In future research, efforts will be directed towards further expanding the practical applicability of the proposed algorithm to better support UAV systems in precision agriculture, thereby promoting agricultural intelligence and sustainable development. Specifically, the following aspects will be addressed:
1. This study will focus on the collaborative mechanisms of UAV path planning among various types of agricultural intelligent devices. Emphasis will be placed on the information interaction and operational coordination between UAVs and field sensing equipment—such as soil moisture sensors and microclimate stations—as well as variable-rate pesticide application systems. By constructing a unified crop state perception and task collaboration framework, the coupling among multi-device platforms will be enhanced, facilitating the evolution of UAV operation systems from independent execution towards intelligent collaborative operation. This will provide crucial support for the integration and intelligent application of multiple agricultural devices in precision farming.
2. To meet the demands for efficient operations across large areas and multi-crop distributions, future work will consider coordinated path planning for multi-UAV systems. By integrating plot characteristics, crop requirements, and operational time window constraints, dynamic scheduling of multiple UAVs will be realized. This approach will offer algorithmic support for UAV swarm formation and zonal operations, thus advancing the large-scale deployment of UAVs in precision agriculture.
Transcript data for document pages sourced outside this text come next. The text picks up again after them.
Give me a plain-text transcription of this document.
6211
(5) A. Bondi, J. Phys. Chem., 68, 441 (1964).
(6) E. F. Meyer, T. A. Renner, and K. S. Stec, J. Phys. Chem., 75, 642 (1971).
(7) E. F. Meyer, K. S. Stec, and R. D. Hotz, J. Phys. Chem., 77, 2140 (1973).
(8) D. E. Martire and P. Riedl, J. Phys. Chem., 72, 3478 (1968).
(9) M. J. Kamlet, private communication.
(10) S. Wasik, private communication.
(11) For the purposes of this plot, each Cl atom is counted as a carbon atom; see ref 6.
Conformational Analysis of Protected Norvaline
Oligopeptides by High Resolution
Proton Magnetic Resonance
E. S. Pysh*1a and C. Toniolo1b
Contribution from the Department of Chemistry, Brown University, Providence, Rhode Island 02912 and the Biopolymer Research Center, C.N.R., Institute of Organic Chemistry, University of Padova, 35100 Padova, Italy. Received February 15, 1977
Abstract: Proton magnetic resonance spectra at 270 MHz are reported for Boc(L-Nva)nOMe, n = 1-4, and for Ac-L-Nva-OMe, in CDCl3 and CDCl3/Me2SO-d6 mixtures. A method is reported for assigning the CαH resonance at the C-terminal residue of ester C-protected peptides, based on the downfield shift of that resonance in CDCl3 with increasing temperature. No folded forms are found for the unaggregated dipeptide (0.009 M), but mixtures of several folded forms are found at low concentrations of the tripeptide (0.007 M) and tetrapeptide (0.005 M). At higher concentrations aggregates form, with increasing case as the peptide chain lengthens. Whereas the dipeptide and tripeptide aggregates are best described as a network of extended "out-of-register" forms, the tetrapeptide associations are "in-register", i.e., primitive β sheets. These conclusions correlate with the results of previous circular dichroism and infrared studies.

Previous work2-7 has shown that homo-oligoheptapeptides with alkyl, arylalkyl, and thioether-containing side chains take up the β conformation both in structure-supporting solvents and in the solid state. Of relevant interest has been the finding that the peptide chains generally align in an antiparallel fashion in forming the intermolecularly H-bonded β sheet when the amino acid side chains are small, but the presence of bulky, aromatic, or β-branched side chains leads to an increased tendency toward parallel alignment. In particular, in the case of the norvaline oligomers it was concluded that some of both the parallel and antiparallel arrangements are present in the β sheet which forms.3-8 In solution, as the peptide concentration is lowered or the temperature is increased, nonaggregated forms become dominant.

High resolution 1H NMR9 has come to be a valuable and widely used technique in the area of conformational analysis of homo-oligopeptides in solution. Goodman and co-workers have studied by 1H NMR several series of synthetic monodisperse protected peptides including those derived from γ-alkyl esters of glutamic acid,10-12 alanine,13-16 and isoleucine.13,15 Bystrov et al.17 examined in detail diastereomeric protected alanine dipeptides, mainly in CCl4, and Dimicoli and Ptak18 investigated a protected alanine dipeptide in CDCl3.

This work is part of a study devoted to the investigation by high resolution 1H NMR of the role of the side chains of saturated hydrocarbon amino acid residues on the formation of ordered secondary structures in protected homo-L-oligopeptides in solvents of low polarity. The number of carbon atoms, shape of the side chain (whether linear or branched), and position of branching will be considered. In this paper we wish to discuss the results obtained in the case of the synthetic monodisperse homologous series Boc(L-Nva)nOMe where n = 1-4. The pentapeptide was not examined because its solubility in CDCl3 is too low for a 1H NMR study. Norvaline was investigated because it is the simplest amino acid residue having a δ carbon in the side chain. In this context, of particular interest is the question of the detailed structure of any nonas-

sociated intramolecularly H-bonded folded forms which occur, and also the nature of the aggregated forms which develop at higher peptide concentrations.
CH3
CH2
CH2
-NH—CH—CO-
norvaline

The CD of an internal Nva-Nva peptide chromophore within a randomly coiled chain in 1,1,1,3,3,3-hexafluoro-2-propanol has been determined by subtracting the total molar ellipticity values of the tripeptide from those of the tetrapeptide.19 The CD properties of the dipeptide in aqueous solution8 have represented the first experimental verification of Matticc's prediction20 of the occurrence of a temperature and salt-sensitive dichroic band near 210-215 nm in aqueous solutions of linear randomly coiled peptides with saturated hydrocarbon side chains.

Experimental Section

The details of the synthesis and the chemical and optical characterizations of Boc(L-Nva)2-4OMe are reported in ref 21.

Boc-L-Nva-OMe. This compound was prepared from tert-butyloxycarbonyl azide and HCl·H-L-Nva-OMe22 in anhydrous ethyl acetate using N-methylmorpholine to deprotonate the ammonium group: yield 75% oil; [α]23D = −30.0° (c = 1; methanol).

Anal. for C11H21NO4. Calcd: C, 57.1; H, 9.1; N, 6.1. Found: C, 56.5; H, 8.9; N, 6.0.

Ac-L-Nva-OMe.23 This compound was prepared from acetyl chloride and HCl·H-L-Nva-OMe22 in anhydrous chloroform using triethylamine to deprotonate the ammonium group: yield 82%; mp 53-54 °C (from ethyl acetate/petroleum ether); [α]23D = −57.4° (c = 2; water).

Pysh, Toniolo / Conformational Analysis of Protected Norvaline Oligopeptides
3. To further enhance the algorithm’s generalizability across diverse scenarios, subsequent research plans include incorporating real orchard point cloud data or digital elevation models (DEM) to embed terrain factors such as slope and undulation into the state space construction. This will enable three-dimensional path planning environments that more closely align with practical operational needs. Experimental evaluations will be conducted in irregular terrains such as hilly areas and orchards, providing more comprehensive empirical support for the model’s applicability in varied agricultural settings.